7. The method of claim 2, further comprising:
receiving feedback from the alternate device regarding state information; and
prior to offloading the target task, determining the offloading will not exceed a predetermined latency threshold.
8. A system comprising:
at least one processor; and
memory storing instructions that, when executed by the at least one processor, cause the system to perform a set of operations comprising:
performing a plurality of tasks on a client device;
evaluating processor data associated with performing the plurality of tasks;
determining, based on the processor data, a processing inefficiency;
in response to determining the processing inefficiency, evaluating the plurality of tasks;
dynamically selecting a target task that may be offloaded; and
offloading the target task to an alternate device for performing the target task on the alternate device.
9. The system of claim 8, the set of operations further comprising:
generating task-based load information by:
performing the plurality of tasks on the client device;
obtaining initial processor data associated with performing the plurality of tasks;
generating task-based load information based on the initial processor data; and
storing the task-based load information; and
using the task-based load information to dynamically select the target task for offloading.
10. The system of claim 8, wherein the alternate device comprises a remote processor of a remote server.
11. The system of claim 9, wherein the task-based load information has an indication that the target task is a compute-heavy task.
12. The system of claim 9, wherein the task-based load information includes an indication that the target task is not one or more of the following: a user-interactive task or a latency sensitive task.
13. The system of claim 8, wherein the evaluating the plurality of tasks includes ranking the plurality of tasks according to compute demand.
14. The system of claim 8, wherein the set of operations further comprises:
receiving feedback from the alternate device regarding state information; and
prior to offloading the target task, determining the offloading will not exceed a predetermined latency threshold.
15. A computer program product comprising one or more computer readable storage media, and program instructions collectively stored on the one or more computer readable storage media, the program instructions comprising instructions configured to cause one or more processors to perform a method for improving task completion efficiency, the method comprising:
performing a plurality of tasks on a client device;
evaluating processor data associated with performing the plurality of tasks;
determining, based on the processor data, a processing inefficiency;
in response to determining the processing inefficiency, evaluating the plurality of tasks;
selecting, based on stored hints associated with the plurality of tasks, a target task that may be offloaded; and
offloading the target task to an alternate device for performing the target task on the alternate device.

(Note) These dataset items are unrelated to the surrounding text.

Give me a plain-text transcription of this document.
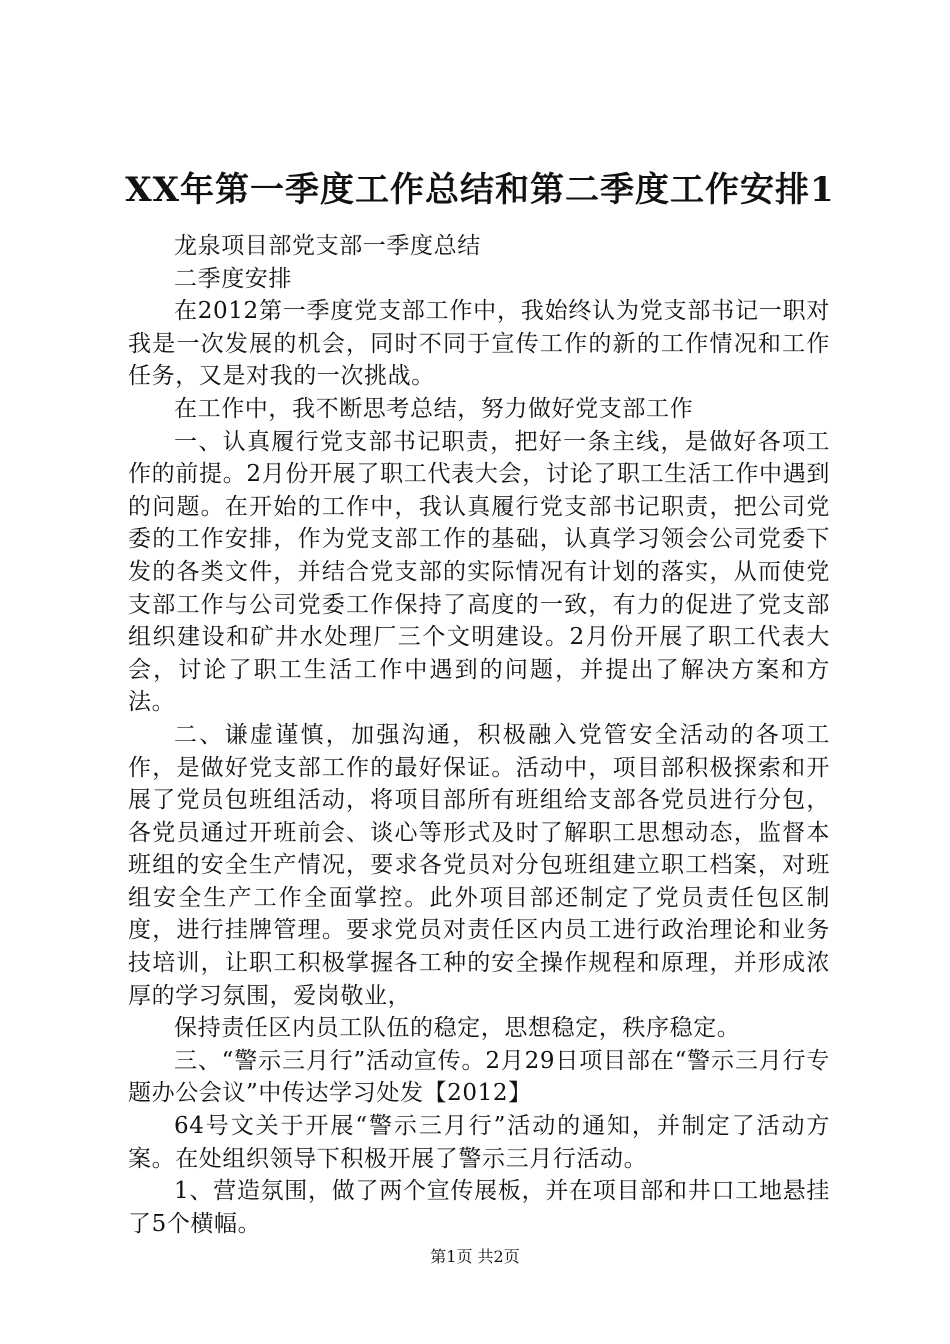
XX年第一季度工作总结和第二季度工作安排1

龙泉项目部党支部一季度总结

二季度安排

在2012第一季度党支部工作中，我始终认为党支部书记一职对我是一次发展的机会，同时不同于宣传工作的新的工作情况和工作任务，又是对我的一次挑战。

在工作中，我不断思考总结，努力做好党支部工作

一、认真履行党支部书记职责，把好一条主线，是做好各项工作的前提。2月份开展了职工代表大会，讨论了职工生活工作中遇到的问题。在开始的工作中，我认真履行党支部书记职责，把公司党委的工作安排，作为党支部工作的基础，认真学习领会公司党委下发的各类文件，并结合党支部的实际情况有计划的落实，从而使党支部工作与公司党委工作保持了高度的一致，有力的促进了党支部组织建设和矿井水处理厂三个文明建设。2月份开展了职工代表大会，讨论了职工生活工作中遇到的问题，并提出了解决方案和方法。

二、谦虚谨慎，加强沟通，积极融入党管安全活动的各项工作，是做好党支部工作的最好保证。活动中，项目部积极探索和开展了党员包班组活动，将项目部所有班组给支部各党员进行分包，各党员通过开班前会、谈心等形式及时了解职工思想动态，监督本班组的安全生产情况，要求各党员对分包班组建立职工档案，对班组安全生产工作全面掌控。此外项目部还制定了党员责任包区制度，进行挂牌管理。要求党员对责任区内员工进行政治理论和业务技培训，让职工积极掌握各工种的安全操作规程和原理，并形成浓厚的学习氛围，爱岗敬业，

保持责任区内员工队伍的稳定，思想稳定，秩序稳定。

三、“警示三月行”活动宣传。2月29日项目部在“警示三月行专题办公会议”中传达学习处发【2012】

64号文关于开展“警示三月行”活动的通知，并制定了活动方案。在处组织领导下积极开展了警示三月行活动。

1、营造氛围，做了两个宣传展板，并在项目部和井口工地悬挂了5个横幅。

第1页 共2页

16. The computer program product of claim 15, the method further comprising:
generating the stored hints by:
performing the plurality of tasks on the client device;
obtaining initial processor data associated with performing the plurality of tasks;
generating hints based on the initial processor data; and
storing the hints, resulting in the stored hints.
17. The computer program product of claim 15, wherein the alternate device comprises a remote processor of a remote server.
18. The computer program product of claim 15, wherein the stored hints include an indication that the target task is one or more of the following: a compute-heavy task, a non-user-interface task, and not latency sensitive.
19. The computer program product of claim 15, the method further comprising:
receiving feedback from the alternate device regarding state information; and
prior to offloading the target task, determining the offloading will not exceed a predetermined latency threshold.
20. The computer program product of claim 15, wherein the evaluating the plurality of tasks includes ranking the plurality of tasks according to compute demand.